Protocol

What is RoCE (RDMA over Converged Ethernet)?

RoCE is a network protocol that enables RDMA (Remote Direct Memory Access) to operate over standard Ethernet networks, providing low-latency kernel-bypass I/O without requiring specialized InfiniBand hardware.

Technical Overview

RoCE (pronounced "Rocky") was developed by the InfiniBand Trade Association and standardized in the IBTA specification. Two versions exist: RoCE v1 operates at Layer 2 (Ethernet frames) and cannot be routed beyond a single broadcast domain; RoCE v2 (also called RoCEv2 or "Routable RoCE") encapsulates RDMA transport packets inside UDP/IP, enabling routing across Layer-3 boundaries. RoCEv2 uses UDP destination port 4791 and is the version used in virtually all modern datacenter deployments.

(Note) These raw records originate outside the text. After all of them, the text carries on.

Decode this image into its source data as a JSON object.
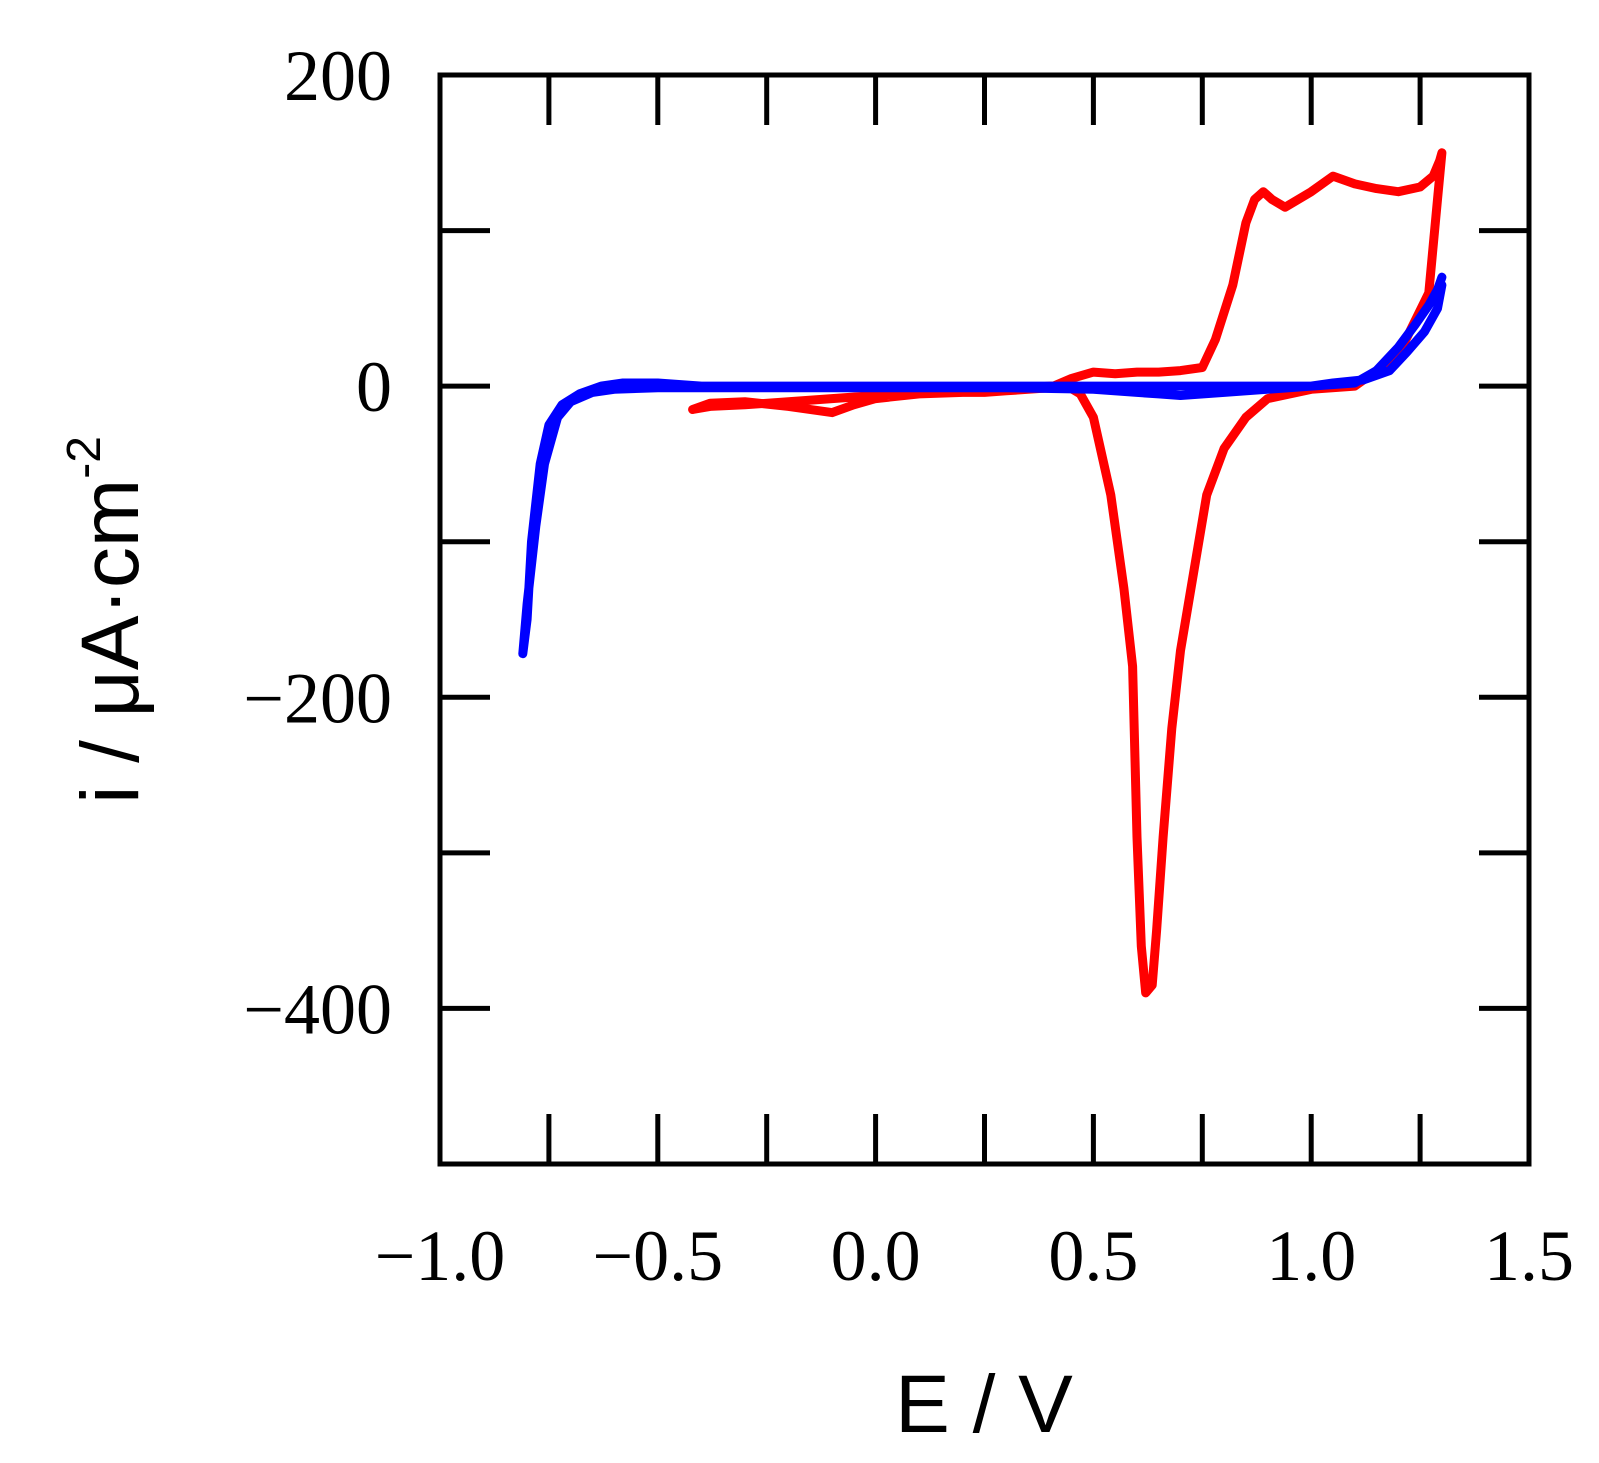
{
  "chart_data": {
    "type": "line",
    "title": "",
    "xlabel": "E / V",
    "ylabel": {
      "main": "i / μA·cm",
      "superscript": "-2"
    },
    "xlim": [
      -1.0,
      1.5
    ],
    "ylim": [
      -500,
      200
    ],
    "x_ticks": [
      -1.0,
      -0.75,
      -0.5,
      -0.25,
      0.0,
      0.25,
      0.5,
      0.75,
      1.0,
      1.25,
      1.5
    ],
    "x_tick_labels": [
      "−1.0",
      "−0.5",
      "0.0",
      "0.5",
      "1.0",
      "1.5"
    ],
    "x_tick_label_values": [
      -1.0,
      -0.5,
      0.0,
      0.5,
      1.0,
      1.5
    ],
    "y_ticks": [
      -500,
      -400,
      -300,
      -200,
      -100,
      0,
      100,
      200
    ],
    "y_tick_labels": [
      "200",
      "0",
      "−200",
      "−400"
    ],
    "y_tick_label_values": [
      200,
      0,
      -200,
      -400
    ],
    "grid": false,
    "series": [
      {
        "name": "red",
        "color": "#ff0000",
        "x": [
          -0.42,
          -0.38,
          -0.3,
          -0.2,
          -0.1,
          0.0,
          0.1,
          0.2,
          0.25,
          0.3,
          0.35,
          0.4,
          0.45,
          0.5,
          0.55,
          0.6,
          0.65,
          0.7,
          0.75,
          0.78,
          0.82,
          0.85,
          0.87,
          0.89,
          0.91,
          0.94,
          1.0,
          1.05,
          1.1,
          1.15,
          1.2,
          1.25,
          1.28,
          1.295,
          1.3,
          1.29,
          1.27,
          1.2,
          1.1,
          1.0,
          0.9,
          0.85,
          0.8,
          0.76,
          0.73,
          0.7,
          0.68,
          0.66,
          0.645,
          0.635,
          0.62,
          0.61,
          0.6,
          0.59,
          0.57,
          0.54,
          0.5,
          0.47,
          0.44,
          0.42,
          0.4,
          0.35,
          0.3,
          0.2,
          0.1,
          0.0,
          -0.05,
          -0.1,
          -0.2,
          -0.3,
          -0.38,
          -0.42
        ],
        "y": [
          -15,
          -13,
          -12,
          -10,
          -8,
          -6,
          -5,
          -4,
          -4,
          -3,
          -2,
          -1,
          5,
          9,
          8,
          9,
          9,
          10,
          12,
          30,
          65,
          105,
          120,
          125,
          120,
          115,
          125,
          135,
          130,
          127,
          125,
          128,
          135,
          145,
          150,
          120,
          60,
          20,
          0,
          -2,
          -8,
          -20,
          -40,
          -70,
          -120,
          -170,
          -220,
          -290,
          -350,
          -385,
          -390,
          -360,
          -290,
          -180,
          -130,
          -70,
          -20,
          -5,
          0,
          0,
          0,
          -1,
          -2,
          -3,
          -5,
          -8,
          -12,
          -17,
          -13,
          -10,
          -11,
          -15
        ]
      },
      {
        "name": "blue",
        "color": "#0000ff",
        "x": [
          1.3,
          1.29,
          1.26,
          1.22,
          1.18,
          1.12,
          1.05,
          1.0,
          0.8,
          0.7,
          0.65,
          0.6,
          0.5,
          0.3,
          0.0,
          -0.3,
          -0.5,
          -0.6,
          -0.65,
          -0.7,
          -0.73,
          -0.76,
          -0.78,
          -0.8,
          -0.81,
          -0.8,
          -0.79,
          -0.77,
          -0.75,
          -0.72,
          -0.68,
          -0.63,
          -0.58,
          -0.5,
          -0.4,
          -0.2,
          0.0,
          0.2,
          0.4,
          0.6,
          0.7,
          0.8,
          1.0,
          1.1,
          1.15,
          1.2,
          1.24,
          1.27,
          1.29,
          1.3
        ],
        "y": [
          65,
          50,
          35,
          22,
          10,
          4,
          2,
          0,
          -4,
          -6,
          -5,
          -4,
          -2,
          -1,
          -1,
          -1,
          -1,
          -2,
          -4,
          -10,
          -20,
          -50,
          -90,
          -140,
          -172,
          -150,
          -100,
          -50,
          -25,
          -12,
          -5,
          0,
          2,
          2,
          0,
          0,
          0,
          0,
          0,
          0,
          0,
          0,
          0,
          2,
          10,
          25,
          40,
          52,
          62,
          70
        ]
      }
    ]
  }
}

RoCE requires a lossless Ethernet fabric because RDMA's credit-based flow control model was designed for InfiniBand's inherently lossless transport. When a packet is dropped due to congestion on a standard Ethernet switch, the RDMA connection must recover — which involves retransmitting from the last acknowledged position and can severely impact latency. To prevent this, RoCE deployments must configure Priority Flow Control (PFC) on all switches and NICs to pause specific traffic classes when buffers fill, and typically also deploy DCQCN (Data Center Quantized Congestion Notification) as a proactive congestion signal.

RoCE-capable NICs (RNICs) implement the RDMA transport in hardware. Common RNIC vendors include NVIDIA (ConnectX series), Broadcom (FastLinQ), Marvell, and Intel (formerly. Omni-Path). These NICs expose RDMA verbs to applications via the ibverbs/libibverbs library (Linux) or the RDMA provider layer in Windows. The NVMe/RDMA transport driver uses these verbs to implement NVMe-oF over RoCE.

How It Relates to NVMe/TCP

RoCE is the most common RDMA fabric for NVMe-oF in datacenter environments where RDMA performance is required. It sits between InfiniBand (highest performance, highest cost) and NVMe/TCP (standard Ethernet, commodity NICs) in both performance and operational complexity. The lossless Ethernet requirement is the most significant operational burden of RoCE compared to NVMe/TCP — misconfigured PFC can cause priority-inversion "deadlocks" that pause all traffic, not just RDMA. NVMe/TCP avoids this entirely because TCP's built-in congestion control handles packet loss gracefully without requiring switch-level PFC.

Key Characteristics

  • Versions: RoCE v1 (L2 only), RoCE v2 (UDP/IP, routable)
  • UDP port: 4791 (RoCE v2)
  • Latency: 2–10 µs (NIC-to-NIC)
  • Network requirement: Lossless Ethernet (PFC + DCQCN)
  • NIC requirement: RDMA-capable NIC (RNIC)
  • NVMe-oF binding: NVMe/RDMA (TP8000)

RoCE vs NVMe/TCP Tradeoffs

RoCE's 2–10 µs NIC-to-NIC latency and near-zero CPU data-path overhead make it attractive for workloads where every microsecond matters — financial trading, HPC checkpointing, and AI/ML training with large gradient synchronization. However, it requires RNIC hardware ($500–$2,000+ per port), lossless Ethernet fabric configuration, and ongoing PFC monitoring. NVMe/TCP sacrifices some latency (typically 15–30 µs more end-to-end) in exchange for running on any standard NIC, any Ethernet switch, and standard IP networking tools — a compelling tradeoff for general-purpose cloud and enterprise storage.